The LISTA and ENODe artificial synapses each act like a battery with an additional input; i.e., with three terminals instead of two.  Charge can be moved between the “gate” and “channel” electrode. When the state of charge of the channel changes, so does its electronic conductivity and the current between the source and drain. When no voltage is applied to the gate electrode, the channel conductivity remains constant.

The devices get around the high level of energy needed to switch between states in two-terminal synapse models. An energy barrier that’s too low means that mere thermal fluctuations can overcome it, which could produce the undesirable result of a device switching states at random. “If you lower the voltage, it would simply switch back to its earlier state,” says Alec.

In ENODe, the barrier that maintains the device state is separate from the one that governs switching. Thus, the device needs a tiny bit of voltage to switch, and yet can retain that induced state for a long time. “Like a battery, it stays charged once you charge it,” says Alec.

A system composed of such devices is expected to use far less power than any silicon-based transistor system. The device achieves more than 500 states of conductivity and needs only 0.5 millivolts to switch between adjacent states. However, though requiring on the order of a thousand times less energy than silicon transistors, it still uses about 10,000 times the energy of a biological synapse. But the Sandia synapse can be cut down in size, with a corresponding reduction in energy requirements.

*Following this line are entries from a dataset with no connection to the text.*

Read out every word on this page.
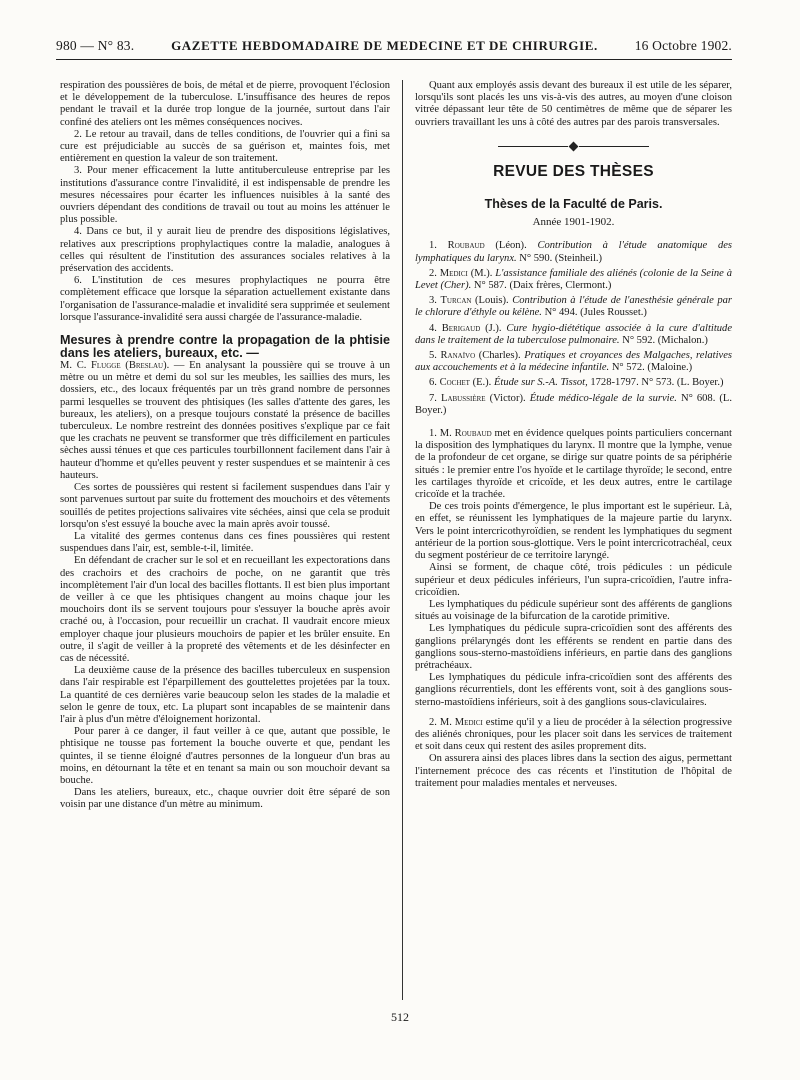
980 — N° 83.	GAZETTE HEBDOMADAIRE DE MEDECINE ET DE CHIRURGIE.	16 Octobre 1902.

respiration des poussières de bois, de métal et de pierre, provoquent l'éclosion et le développement de la tuberculose. L'insuffisance des heures de repos pendant le travail et la durée trop longue de la journée, surtout dans l'air confiné des ateliers ont les mêmes conséquences nocives.

2. Le retour au travail, dans de telles conditions, de l'ouvrier qui a fini sa cure est préjudiciable au succès de sa guérison et, maintes fois, met entièrement en question la valeur de son traitement.

3. Pour mener efficacement la lutte antituberculeuse entreprise par les institutions d'assurance contre l'invalidité, il est indispensable de prendre les mesures nécessaires pour écarter les influences nuisibles à la santé des ouvriers dépendant des conditions de travail ou tout au moins les atténuer le plus possible.

4. Dans ce but, il y aurait lieu de prendre des dispositions législatives, relatives aux prescriptions prophylactiques contre la maladie, analogues à celles qui résultent de l'institution des assurances sociales relatives à la préservation des accidents.

6. L'institution de ces mesures prophylactiques ne pourra être complètement efficace que lorsque la séparation actuellement existante dans l'organisation de l'assurance-maladie et invalidité sera supprimée et seulement lorsque l'assurance-invalidité sera aussi chargée de l'assurance-maladie.

Mesures à prendre contre la propagation de la phtisie dans les ateliers, bureaux, etc. —

M. C. Flugge (Breslau). — En analysant la poussière qui se trouve à un mètre ou un mètre et demi du sol sur les meubles, les saillies des murs, les dossiers, etc., des locaux fréquentés par un très grand nombre de personnes parmi lesquelles se trouvent des phtisiques (les salles d'attente des gares, les bureaux, les ateliers), on a presque toujours constaté la présence de bacilles tuberculeux. Le nombre restreint des données positives s'explique par ce fait que les crachats ne peuvent se transformer que très difficilement en particules sèches aussi ténues et que ces particules tourbillonnent facilement dans l'air à hauteur d'homme et qu'elles peuvent y rester suspendues et se maintenir à ces hauteurs.

Ces sortes de poussières qui restent si facilement suspendues dans l'air y sont parvenues surtout par suite du frottement des mouchoirs et des vêtements souillés de petites projections salivaires vite séchées, ainsi que cela se produit lorsqu'on s'est essuyé la bouche avec la main après avoir toussé.

La vitalité des germes contenus dans ces fines poussières qui restent suspendues dans l'air, est, semble-t-il, limitée.

En défendant de cracher sur le sol et en recueillant les expectorations dans des crachoirs et des crachoirs de poche, on ne garantit que très incomplètement l'air d'un local des bacilles flottants. Il est bien plus important de veiller à ce que les phtisiques changent au moins chaque jour les mouchoirs dont ils se servent toujours pour s'essuyer la bouche après avoir craché ou, à l'occasion, pour recueillir un crachat. Il vaudrait encore mieux employer chaque jour plusieurs mouchoirs de papier et les brûler ensuite. En outre, il s'agit de veiller à la propreté des vêtements et de les désinfecter en cas de nécessité.

La deuxième cause de la présence des bacilles tuberculeux en suspension dans l'air respirable est l'éparpillement des gouttelettes projetées par la toux. La quantité de ces dernières varie beaucoup selon les stades de la maladie et selon le genre de toux, etc. La plupart sont incapables de se maintenir dans l'air à plus d'un mètre d'éloignement horizontal.

Pour parer à ce danger, il faut veiller à ce que, autant que possible, le phtisique ne tousse pas fortement la bouche ouverte et que, pendant les quintes, il se tienne éloigné d'autres personnes de la longueur d'un bras au moins, en détournant la tête et en tenant sa main ou son mouchoir devant sa bouche.

Dans les ateliers, bureaux, etc., chaque ouvrier doit être séparé de son voisin par une distance d'un mètre au minimum.

Quant aux employés assis devant des bureaux il est utile de les séparer, lorsqu'ils sont placés les uns vis-à-vis des autres, au moyen d'une cloison vitrée dépassant leur tête de 50 centimètres de même que de séparer les ouvriers travaillant les uns à côté des autres par des parois transversales.

REVUE DES THÈSES
Thèses de la Faculté de Paris.
Année 1901-1902.

1. Roubaud (Léon). Contribution à l'étude anatomique des lymphatiques du larynx. N° 590. (Steinheil.)

2. Medici (M.). L'assistance familiale des aliénés (colonie de la Seine à Levet (Cher). N° 587. (Daix frères, Clermont.)

3. Turcan (Louis). Contribution à l'étude de l'anesthésie générale par le chlorure d'éthyle ou kélène. N° 494. (Jules Rousset.)

4. Berigaud (J.). Cure hygio-diététique associée à la cure d'altitude dans le traitement de la tuberculose pulmonaire. N° 592. (Michalon.)

5. Ranaïvo (Charles). Pratiques et croyances des Malgaches, relatives aux accouchements et à la médecine infantile. N° 572. (Maloine.)

6. Cochet (E.). Étude sur S.-A. Tissot, 1728-1797. N° 573. (L. Boyer.)

7. Labussière (Victor). Étude médico-légale de la survie. N° 608. (L. Boyer.)

1. M. Roubaud met en évidence quelques points particuliers concernant la disposition des lymphatiques du larynx. Il montre que la lymphe, venue de la profondeur de cet organe, se dirige sur quatre points de sa périphérie situés : le premier entre l'os hyoïde et le cartilage thyroïde; le second, entre les cartilages thyroïde et cricoïde, et les deux autres, entre le cartilage cricoïde et la trachée.

De ces trois points d'émergence, le plus important est le supérieur. Là, en effet, se réunissent les lymphatiques de la majeure partie du larynx. Vers le point intercricothyroïdien, se rendent les lymphatiques du segment antérieur de la portion sous-glottique. Vers le point intercricotrachéal, ceux du segment postérieur de ce territoire laryngé.

Ainsi se forment, de chaque côté, trois pédicules : un pédicule supérieur et deux pédicules inférieurs, l'un supra-cricoïdien, l'autre infra-cricoïdien.

Les lymphatiques du pédicule supérieur sont des afférents de ganglions situés au voisinage de la bifurcation de la carotide primitive.

Les lymphatiques du pédicule supra-cricoïdien sont des afférents des ganglions prélaryngés dont les efférents se rendent en partie dans des ganglions sous-sterno-mastoïdiens inférieurs, en partie dans des ganglions prétrachéaux.

Les lymphatiques du pédicule infra-cricoïdien sont des afférents des ganglions récurrentiels, dont les efférents vont, soit à des ganglions sous-sterno-mastoïdiens inférieurs, soit à des ganglions sous-claviculaires.

2. M. Medici estime qu'il y a lieu de procéder à la sélection progressive des aliénés chroniques, pour les placer soit dans les services de traitement et soit dans ceux qui restent des asiles proprement dits.

On assurera ainsi des places libres dans la section des aigus, permettant l'internement précoce des cas récents et l'institution de l'hôpital de traitement pour maladies mentales et nerveuses.

512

More than 20 peer-reviewed publications

“Energy per computation has been reduced by a factor greater than one trillion since the first vacuum tube-based computers,” says Matt Marinella (5268), device lead on the HAANA project. “However, continuing this exponential trend in energy reduction is one of the greatest challenges in modern computing. We believe these brain-inspired devices are one of the most promising avenues to achieve this goal.”

The HAANA project is focused on developing neural-inspired algorithms and hardware architectures for imaging and cybersecurity applications. Now in its third year, HAANA has more than 20 peer-reviewed publications on a range of topics including deep learning, spiking digital architectures, and resistive memory devices. The project’s microelectronic hardware thrust, led by Matt, is tasked with designing and fabricating devices that are specifically tuned for neural-inspired algorithms that require time-consuming and power-hungry training with example data.

Polymer fabrication of the ENODe was led by Stanford’s Salleo. Testing was done by Alec and by Elliot Fuller (8342), a Sandia postdoc who did much of the fabrication and testing of the Sandia devices. Modelling was handled by Matt and by Sapan Agarwal (8956). Other researchers include Francois Leonard (8342), Robin Jacobs-Gedrim (1768) and Steven Plimpton (1444).

“These are currently only benchtop devices,” says Alec. “Polymers are cheap to manufacture, but before we go there, we need to demonstrate arrays capable of implementing brain-inspired algorithms, which is what we are currently working on.”